As for those abused and striking business owners, this has been termed "a myth" by a long-time entrepreneur and venture capitalist, Garrett Gruener, who heads a new group called "Patriotic Millionaires for Fiscal Strength." They champion raising taxes on millionaires - yes, raising taxes. In a PBS Newshour interview, Gruener stressed that marginal tax rates (currently 35 percent on incomes over $1 million versus 39.6 percent in the years before the Bush era tax cuts) "literally has had zero impact on the investment decisions I have made." Gruener also calls the argument by Grover Norquist that taxes on the rich amount to theft "pathetic." Granted that taxpayer money is not always spent wisely; there is a lot of room for improvement. But "we make decisions as Americans ...to build another aircraft carrier or to build a freeway, and then we fund it...The decisions we make as a country are decisions we have to pay for...collectively."

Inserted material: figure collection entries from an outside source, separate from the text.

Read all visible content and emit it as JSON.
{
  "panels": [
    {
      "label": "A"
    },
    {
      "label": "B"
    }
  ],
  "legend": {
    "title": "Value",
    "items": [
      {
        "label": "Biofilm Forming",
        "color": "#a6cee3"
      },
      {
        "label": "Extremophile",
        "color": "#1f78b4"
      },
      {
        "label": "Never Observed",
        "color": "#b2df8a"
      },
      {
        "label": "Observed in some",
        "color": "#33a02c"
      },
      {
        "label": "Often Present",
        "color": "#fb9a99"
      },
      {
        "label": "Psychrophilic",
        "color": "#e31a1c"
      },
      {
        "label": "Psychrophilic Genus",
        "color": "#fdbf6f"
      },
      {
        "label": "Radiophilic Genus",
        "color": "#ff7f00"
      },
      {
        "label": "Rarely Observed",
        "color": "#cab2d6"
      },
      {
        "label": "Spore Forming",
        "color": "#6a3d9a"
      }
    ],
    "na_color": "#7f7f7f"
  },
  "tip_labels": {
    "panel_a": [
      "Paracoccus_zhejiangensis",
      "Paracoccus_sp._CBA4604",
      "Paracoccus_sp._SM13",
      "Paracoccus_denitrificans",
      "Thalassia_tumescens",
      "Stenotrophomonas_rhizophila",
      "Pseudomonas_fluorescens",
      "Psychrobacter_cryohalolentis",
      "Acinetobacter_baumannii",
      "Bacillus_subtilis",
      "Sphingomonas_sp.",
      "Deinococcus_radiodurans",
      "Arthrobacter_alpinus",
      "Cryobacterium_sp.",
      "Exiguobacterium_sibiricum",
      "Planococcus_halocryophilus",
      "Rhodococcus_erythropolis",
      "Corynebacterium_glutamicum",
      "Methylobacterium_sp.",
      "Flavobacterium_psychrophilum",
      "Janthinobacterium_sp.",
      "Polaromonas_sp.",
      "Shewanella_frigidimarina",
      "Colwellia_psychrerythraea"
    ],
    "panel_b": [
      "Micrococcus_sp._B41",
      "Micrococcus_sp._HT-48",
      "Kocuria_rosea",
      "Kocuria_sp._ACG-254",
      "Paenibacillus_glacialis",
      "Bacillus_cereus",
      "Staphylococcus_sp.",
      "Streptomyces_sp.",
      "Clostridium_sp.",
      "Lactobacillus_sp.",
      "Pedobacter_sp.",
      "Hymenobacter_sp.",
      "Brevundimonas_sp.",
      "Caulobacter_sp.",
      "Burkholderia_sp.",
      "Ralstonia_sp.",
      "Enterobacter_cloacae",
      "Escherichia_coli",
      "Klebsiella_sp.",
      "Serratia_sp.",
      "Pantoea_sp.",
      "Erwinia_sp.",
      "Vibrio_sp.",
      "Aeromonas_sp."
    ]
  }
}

Beyond the gap in our political rhetoric, the other gap that we need to be mindful of is a set of deplorable measures of national well being that rank us at the bottom of the list of developed nations. Thanks to the "99 Percent" movement, more of us are now aware that last year the top 1 percent of earners took home 24 percent of our total national income and the top 10 percent took home 49 percent. The other 90 percent of us got the remaining half. As for the distribution of wealth, the top 1 percent own 40 percent of the total and the top 20 percent own 87.3 percent. That leaves 12.7 percent for the other 80 percent of us. All told, some 50 percent of our workers earn less than $25,000 a year - most of them below the new poverty line figure of $24,343 for a family of four. Not only are these numbers shameful but they amount to a political time-bomb.

Among the many consequences of this extreme disparity of income and wealth, some 49 million Americans (one out of six) are now living in poverty, and close to 50 million Americans lack health insurance. An equal number, including 17 million children, were reported to have gone hungry at various times last year. Another 50 million have recently been reclassified as "near poor," meaning that one-third of our population, all told, are struggling economically.

This has affected other measures of our national wellbeing. We rank 45th in the world in infant mortality and 50th in life expectancy, behind every other developed nation. We have by far the highest crime and incarceration rates in the industrialized world. In comparative tests among nations of basic reading and math skills in 2011, our students ranked 17th in reading and 32nd in math proficiency. We even rank well down the list of nations in such measures as government corruption and trust in government.

The litany of depressing statistics could go on and on. The reality is that we are dreaming -- about a past that is long gone, and about some proposed fixes that would make matters much worse. The gap between some of our fantasies and the ugly reality is about as wide as the Grand Canyon. As the train carrying our hopes for the future is getting ready to leave the station for the 2012 election, we need to "Mind the Gap."